CONCLUSION

CONCLUSIONS

The majority BSBMTCT member centres/DMS favour using Med-A HSCT forms over Med-B HSCT forms, which are seen as time consuming and complex. When the new EBMT database goes live and there is a period-of-time when Med-B HSCT data cannot be entered or accessed it will not pose a problem for the majority of BSBMTCT member centres and their DMS.

There are, in total, 5 DMS who have requested an export of Med-B data before ProMISe is frozen. Four of which come from Med-A only centres and so require access to the historical Med-B data. Only one of which comes from a Med-B only or combination Med-B and Med-A centre. It is interesting that more requests came from DMS at Med-A only centres.

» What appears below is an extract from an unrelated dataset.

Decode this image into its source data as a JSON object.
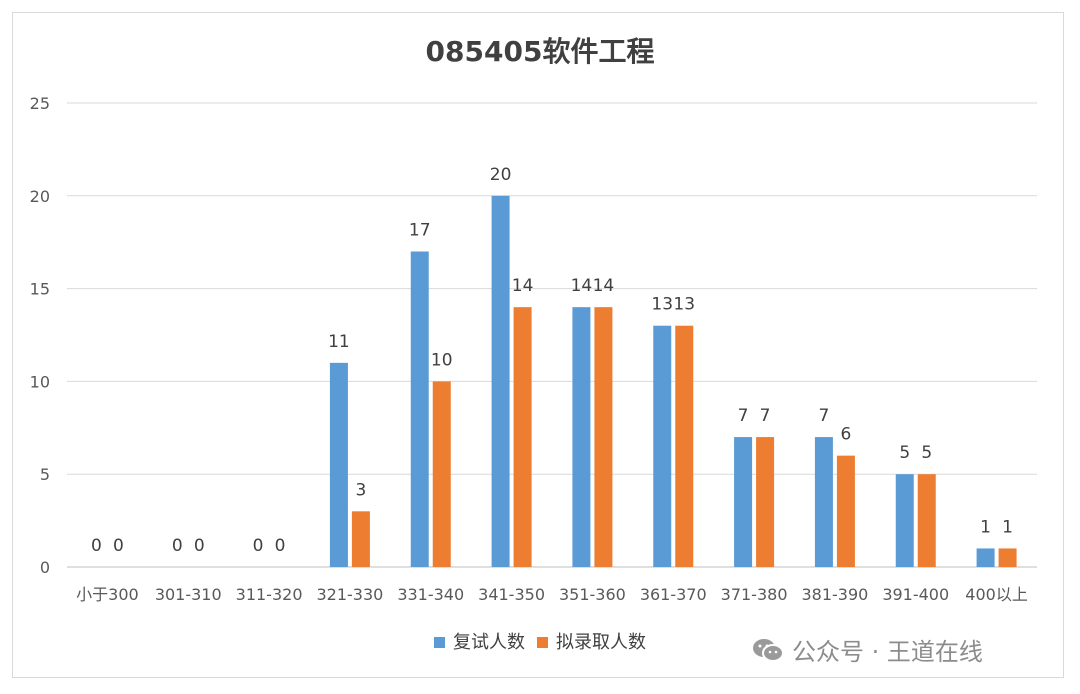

Three (50%) responding DMS from Med-B only or combination Med-B and Med-A centres felt that if they couldn’t complete or enter Med-B forms for a period-of-time it would have an impact on them. To help them during this period two of the affected DMS were willing to implement different strategies:

  • DMS at 1 centre would consider collecting Med-B data on spreadsheets, temporarily switch to Med-A forms and have an export of Med-B items (prior to ProMISe being frozen) to help them.
  • They mainly need Med-B data for site/team records, additional information and reports. The information that is important to them is Virology, History fungal infection, Cell counts, Chimerism, Complications and Karnofsky. They do approximately 50 Med-B forms (irrespective of type) in a year.
  • Another centre would consider collecting Med-B data on spreadsheets and temporarily switch to Med-A forms. They didn’t require an export of Med-B items (prior to ProMISe being frozen).
  • They mainly need Med-B data for research spreadsheets and their own records. They do approximately 12 Med-B forms (irrespective of type) in a year.
  • One of the centres however, were unwilling to switch to Med-A forms, even temporarily, as they need the Med-B data. They didn’t know if they wanted to use spreadsheets or have an export of Med-B data (prior to ProMISe being frozen) to help them while there was no EBMT database supporting Med-B data.
  • They mainly need Med-B data for study data and centre outcomes. They do approximately 140-150 Med-B forms (irrespective of type) in a year.

A large Med-B centre the new EBMT database with its limited Med-B functionality could pose a big problem for them when it goes live. This will hopefully be a short-term issue for them but it could be worth the centre planning for longer-term Med-B disruption.

Unfortunately, 15 centres and their DMS did not respond so we don’t have a complete picture on how important Med-B functionality in the new EBMT database will be to them.